My brain rationalized the situation.  Her mom had died and she found away to be this hard-working, smart, girl.  Me?  One ticket to the Holly roller coaster and I was toast—brilliant.

             
“So,” she tip-toed through it, but I knew what she was about to ask me. “What happened to you?  Have you always been His Locked in a Dungeon Highness?”

             
At least she added a degree of smart-ass frosting to the cake.

             
“Would you believe I’m a vampire?”

             
She jostled it through her mind, looking in the air, letting the eye rolling help her conjure a comeback. 

             
“But you were in the sun mowing the grass.  Way too low class for a vampire.”

             
She was game.  I saw it in that gorgeous smirk. 

             
“Are you a hermit crab in a cute guy’s body sworn to only eat Frosted Flakes?”

             
“So funny.  Except the cute part.
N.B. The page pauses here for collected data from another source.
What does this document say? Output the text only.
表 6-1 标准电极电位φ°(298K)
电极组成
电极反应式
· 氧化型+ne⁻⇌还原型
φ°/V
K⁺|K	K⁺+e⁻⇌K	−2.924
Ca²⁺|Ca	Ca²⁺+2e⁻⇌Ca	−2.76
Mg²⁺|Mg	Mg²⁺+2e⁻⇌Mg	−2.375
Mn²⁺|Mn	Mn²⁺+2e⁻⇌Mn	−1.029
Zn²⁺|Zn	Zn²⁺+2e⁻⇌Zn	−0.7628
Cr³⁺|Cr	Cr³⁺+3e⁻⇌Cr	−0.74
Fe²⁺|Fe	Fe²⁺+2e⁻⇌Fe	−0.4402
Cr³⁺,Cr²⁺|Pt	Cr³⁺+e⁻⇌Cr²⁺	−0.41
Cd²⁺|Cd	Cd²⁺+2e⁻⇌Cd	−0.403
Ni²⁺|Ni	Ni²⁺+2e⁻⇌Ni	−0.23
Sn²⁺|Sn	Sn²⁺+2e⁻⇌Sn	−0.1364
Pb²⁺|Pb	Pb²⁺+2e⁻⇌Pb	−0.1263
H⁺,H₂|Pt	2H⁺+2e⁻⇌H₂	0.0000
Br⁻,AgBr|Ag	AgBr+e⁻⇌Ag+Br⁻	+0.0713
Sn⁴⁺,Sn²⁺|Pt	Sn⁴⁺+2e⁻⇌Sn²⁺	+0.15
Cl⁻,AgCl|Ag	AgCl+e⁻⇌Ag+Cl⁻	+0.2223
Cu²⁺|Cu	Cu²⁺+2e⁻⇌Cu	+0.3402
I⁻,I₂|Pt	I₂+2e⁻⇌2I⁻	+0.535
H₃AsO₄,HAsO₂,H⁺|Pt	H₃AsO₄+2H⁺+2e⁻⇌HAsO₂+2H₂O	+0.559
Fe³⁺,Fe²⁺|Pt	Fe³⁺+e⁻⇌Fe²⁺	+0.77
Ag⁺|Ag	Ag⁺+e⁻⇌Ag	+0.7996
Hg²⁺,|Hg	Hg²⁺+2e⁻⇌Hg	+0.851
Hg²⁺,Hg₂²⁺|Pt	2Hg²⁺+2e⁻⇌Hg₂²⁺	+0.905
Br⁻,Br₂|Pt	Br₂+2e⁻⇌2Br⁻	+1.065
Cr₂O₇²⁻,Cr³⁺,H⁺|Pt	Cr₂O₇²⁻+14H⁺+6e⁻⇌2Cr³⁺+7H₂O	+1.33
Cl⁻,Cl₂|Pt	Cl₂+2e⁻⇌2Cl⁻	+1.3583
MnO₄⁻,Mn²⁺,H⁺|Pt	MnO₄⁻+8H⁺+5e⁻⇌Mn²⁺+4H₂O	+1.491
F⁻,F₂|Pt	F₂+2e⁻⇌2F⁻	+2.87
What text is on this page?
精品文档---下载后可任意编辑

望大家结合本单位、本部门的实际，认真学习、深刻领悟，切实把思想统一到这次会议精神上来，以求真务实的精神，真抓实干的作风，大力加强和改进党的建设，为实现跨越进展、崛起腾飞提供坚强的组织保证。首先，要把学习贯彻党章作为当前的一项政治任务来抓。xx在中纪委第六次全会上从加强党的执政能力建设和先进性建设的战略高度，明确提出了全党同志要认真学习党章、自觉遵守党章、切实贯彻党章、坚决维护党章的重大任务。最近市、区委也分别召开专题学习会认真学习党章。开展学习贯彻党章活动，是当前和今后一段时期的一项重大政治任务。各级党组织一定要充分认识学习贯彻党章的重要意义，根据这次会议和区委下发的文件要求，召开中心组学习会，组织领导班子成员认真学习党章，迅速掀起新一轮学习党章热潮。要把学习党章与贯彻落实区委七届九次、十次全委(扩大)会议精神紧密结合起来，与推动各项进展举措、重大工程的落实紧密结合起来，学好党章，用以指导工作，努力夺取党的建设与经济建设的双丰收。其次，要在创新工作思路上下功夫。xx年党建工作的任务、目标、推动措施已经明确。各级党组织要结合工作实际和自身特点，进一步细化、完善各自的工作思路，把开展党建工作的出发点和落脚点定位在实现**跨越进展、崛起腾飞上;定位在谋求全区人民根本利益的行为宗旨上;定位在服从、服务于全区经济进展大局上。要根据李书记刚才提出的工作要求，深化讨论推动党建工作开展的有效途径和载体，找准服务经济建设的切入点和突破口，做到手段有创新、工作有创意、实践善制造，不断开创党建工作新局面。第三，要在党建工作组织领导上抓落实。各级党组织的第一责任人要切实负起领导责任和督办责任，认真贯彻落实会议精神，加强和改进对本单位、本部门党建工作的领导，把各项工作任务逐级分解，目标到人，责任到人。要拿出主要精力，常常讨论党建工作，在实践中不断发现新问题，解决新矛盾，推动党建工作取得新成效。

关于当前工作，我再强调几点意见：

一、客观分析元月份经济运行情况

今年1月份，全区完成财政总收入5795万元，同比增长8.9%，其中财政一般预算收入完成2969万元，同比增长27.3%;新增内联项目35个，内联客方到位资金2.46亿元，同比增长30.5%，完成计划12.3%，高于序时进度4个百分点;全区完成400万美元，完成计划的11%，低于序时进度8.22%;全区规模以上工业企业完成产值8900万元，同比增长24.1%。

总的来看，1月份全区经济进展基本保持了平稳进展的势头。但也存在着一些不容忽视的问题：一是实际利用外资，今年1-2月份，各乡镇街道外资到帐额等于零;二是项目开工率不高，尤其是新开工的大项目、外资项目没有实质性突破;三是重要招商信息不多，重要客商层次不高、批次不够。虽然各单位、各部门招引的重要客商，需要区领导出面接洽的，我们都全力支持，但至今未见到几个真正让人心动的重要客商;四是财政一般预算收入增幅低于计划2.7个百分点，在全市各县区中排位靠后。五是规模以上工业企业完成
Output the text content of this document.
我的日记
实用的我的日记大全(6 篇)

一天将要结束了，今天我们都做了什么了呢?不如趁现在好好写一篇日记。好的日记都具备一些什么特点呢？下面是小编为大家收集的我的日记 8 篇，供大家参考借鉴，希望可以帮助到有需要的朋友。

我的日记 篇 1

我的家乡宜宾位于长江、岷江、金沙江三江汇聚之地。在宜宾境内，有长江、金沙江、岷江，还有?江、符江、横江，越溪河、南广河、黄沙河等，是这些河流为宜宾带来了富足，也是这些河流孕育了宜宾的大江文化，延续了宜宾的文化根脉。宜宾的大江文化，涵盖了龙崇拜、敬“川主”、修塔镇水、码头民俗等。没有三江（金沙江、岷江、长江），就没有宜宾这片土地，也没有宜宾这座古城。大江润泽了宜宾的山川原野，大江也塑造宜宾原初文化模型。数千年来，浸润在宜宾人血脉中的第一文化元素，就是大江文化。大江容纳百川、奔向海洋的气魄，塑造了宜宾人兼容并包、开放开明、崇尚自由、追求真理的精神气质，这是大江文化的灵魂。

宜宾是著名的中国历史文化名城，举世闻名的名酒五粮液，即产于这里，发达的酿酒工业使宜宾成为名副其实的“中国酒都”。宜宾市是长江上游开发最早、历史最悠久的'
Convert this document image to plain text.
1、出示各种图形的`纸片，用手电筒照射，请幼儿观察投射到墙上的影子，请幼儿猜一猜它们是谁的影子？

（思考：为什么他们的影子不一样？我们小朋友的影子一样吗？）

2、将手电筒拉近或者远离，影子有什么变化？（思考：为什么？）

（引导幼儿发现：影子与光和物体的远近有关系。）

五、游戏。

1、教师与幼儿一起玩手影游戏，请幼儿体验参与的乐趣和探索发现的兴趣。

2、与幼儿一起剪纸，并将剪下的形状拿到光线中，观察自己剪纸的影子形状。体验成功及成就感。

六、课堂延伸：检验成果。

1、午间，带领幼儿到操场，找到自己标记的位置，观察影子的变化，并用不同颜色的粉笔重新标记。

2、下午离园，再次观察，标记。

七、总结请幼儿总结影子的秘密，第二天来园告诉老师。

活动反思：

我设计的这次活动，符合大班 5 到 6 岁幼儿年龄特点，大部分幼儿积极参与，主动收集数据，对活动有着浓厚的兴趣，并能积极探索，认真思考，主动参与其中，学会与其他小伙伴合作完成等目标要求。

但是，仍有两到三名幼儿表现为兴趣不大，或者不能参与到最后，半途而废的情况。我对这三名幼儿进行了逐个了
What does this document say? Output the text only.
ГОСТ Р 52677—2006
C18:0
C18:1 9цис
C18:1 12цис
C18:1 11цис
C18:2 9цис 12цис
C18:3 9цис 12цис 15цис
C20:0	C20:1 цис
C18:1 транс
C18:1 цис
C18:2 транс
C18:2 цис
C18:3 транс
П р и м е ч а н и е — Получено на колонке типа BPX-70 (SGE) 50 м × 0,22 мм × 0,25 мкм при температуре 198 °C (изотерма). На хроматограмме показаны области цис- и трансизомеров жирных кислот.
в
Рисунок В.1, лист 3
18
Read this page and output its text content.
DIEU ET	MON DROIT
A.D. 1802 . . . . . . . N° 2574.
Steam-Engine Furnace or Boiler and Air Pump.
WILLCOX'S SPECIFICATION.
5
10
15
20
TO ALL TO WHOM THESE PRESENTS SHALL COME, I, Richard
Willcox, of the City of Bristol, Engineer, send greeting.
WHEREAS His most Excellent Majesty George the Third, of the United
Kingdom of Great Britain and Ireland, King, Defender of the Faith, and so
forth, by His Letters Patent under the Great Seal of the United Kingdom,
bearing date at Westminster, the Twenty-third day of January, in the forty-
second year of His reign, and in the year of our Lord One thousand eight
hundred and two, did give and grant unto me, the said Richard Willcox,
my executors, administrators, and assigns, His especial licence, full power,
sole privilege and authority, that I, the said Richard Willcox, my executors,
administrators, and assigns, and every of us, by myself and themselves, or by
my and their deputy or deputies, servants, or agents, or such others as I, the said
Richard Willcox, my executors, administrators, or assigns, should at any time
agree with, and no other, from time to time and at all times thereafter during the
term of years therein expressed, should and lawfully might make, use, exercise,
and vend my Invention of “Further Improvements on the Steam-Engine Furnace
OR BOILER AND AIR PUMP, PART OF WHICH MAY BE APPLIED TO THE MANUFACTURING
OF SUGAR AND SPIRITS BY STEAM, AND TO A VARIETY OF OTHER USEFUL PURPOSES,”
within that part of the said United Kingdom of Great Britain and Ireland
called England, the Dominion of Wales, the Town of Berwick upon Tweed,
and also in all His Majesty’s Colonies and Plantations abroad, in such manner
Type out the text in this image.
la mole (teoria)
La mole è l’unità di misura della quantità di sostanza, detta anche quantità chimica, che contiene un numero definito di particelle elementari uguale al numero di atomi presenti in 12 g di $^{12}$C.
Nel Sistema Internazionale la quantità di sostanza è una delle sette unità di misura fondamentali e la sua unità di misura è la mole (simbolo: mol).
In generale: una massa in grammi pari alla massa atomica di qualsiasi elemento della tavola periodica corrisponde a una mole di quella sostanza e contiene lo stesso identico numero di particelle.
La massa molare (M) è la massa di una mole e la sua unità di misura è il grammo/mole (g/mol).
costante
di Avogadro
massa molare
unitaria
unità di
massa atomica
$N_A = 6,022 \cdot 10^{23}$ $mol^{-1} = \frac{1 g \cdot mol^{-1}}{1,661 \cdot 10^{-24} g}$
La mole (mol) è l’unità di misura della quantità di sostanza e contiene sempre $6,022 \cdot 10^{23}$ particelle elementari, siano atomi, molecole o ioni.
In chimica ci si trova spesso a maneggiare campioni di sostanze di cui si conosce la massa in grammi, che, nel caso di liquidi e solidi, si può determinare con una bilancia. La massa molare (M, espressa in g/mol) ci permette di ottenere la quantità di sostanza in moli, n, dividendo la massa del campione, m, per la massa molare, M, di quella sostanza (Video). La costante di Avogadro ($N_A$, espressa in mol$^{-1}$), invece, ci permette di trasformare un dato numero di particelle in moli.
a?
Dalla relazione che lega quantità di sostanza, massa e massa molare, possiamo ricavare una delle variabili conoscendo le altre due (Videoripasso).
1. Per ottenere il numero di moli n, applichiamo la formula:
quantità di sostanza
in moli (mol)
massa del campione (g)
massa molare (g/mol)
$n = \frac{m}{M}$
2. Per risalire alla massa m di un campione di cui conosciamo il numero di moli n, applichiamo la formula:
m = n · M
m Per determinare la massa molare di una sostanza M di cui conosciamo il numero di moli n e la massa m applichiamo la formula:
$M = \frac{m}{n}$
But we won’t embarrass you by making a big deal about that one.  Nah, I just get panic attacks and one time I was really in over my head and had a major one.  I’m mostly terrified of wigging out in front of other people.”

             
It didn’t sound like such a big deal when I said it out loud like that.  But it sure as hell felt like a big deal when it was happening.

             
“So, you gonna let me take you for a spin or what?”

             
I almost choked on my mashed potatoes.

             
“Huh?”

             
“You know, a ride in the car?  Vroom, vroom, no people?”

             
“Hey, I’m a little nutty, not stupid.  No need to make noises.”

             
That cracked her up and she put her fist up to bump mine.  Not really the gesture I was hoping for, but I’d take it.

             
“So?  You in or you out?”

             
I stabbed my meatloaf and made the decision, right there.

             
“I’m in.  When can we go?”

             
“Right now.  It’s nighttime, not very many people out on a weekday, it’s perfect.”

             
I knew my eyes had grown twice as big.  I certainly didn’t expect it to be tonight.  I thought I’d get to work myself up a bit.

             
“Ok,” I got up, it was just a drive in a car.

             
She did a little clapping thing and then said something about going to get her keys and her wallet.  I stood there frozen, waiting for her to come back and release the ice.

             
We walked towards the door and I stopped at the threshold.  I looked out at the street, the lights on, signaling nightfall, all was quiet. 

             
She reached out her hand to me and I rolled my eyes thinking she was chastising me.  But when I met her eyes, she was serious.  I took it, reveling in the feel of her but I couldn’t deny the twinge of embarrassment, having to hold a girl’s hand just to walk outside.  But it wasn’t just outside to me; it was the face of the world, and it was sticking its tongue out at me. 

             
“Come on, it’s just like the house—safe—quiet—no people but you and me.  You can do this.”

             
And with her hand in mine, I stepped off of the threshold and moved forward.  The world didn’t crash down on me, the people didn’t jeer, the only sound I heard were her footsteps and the bass drum of my heart.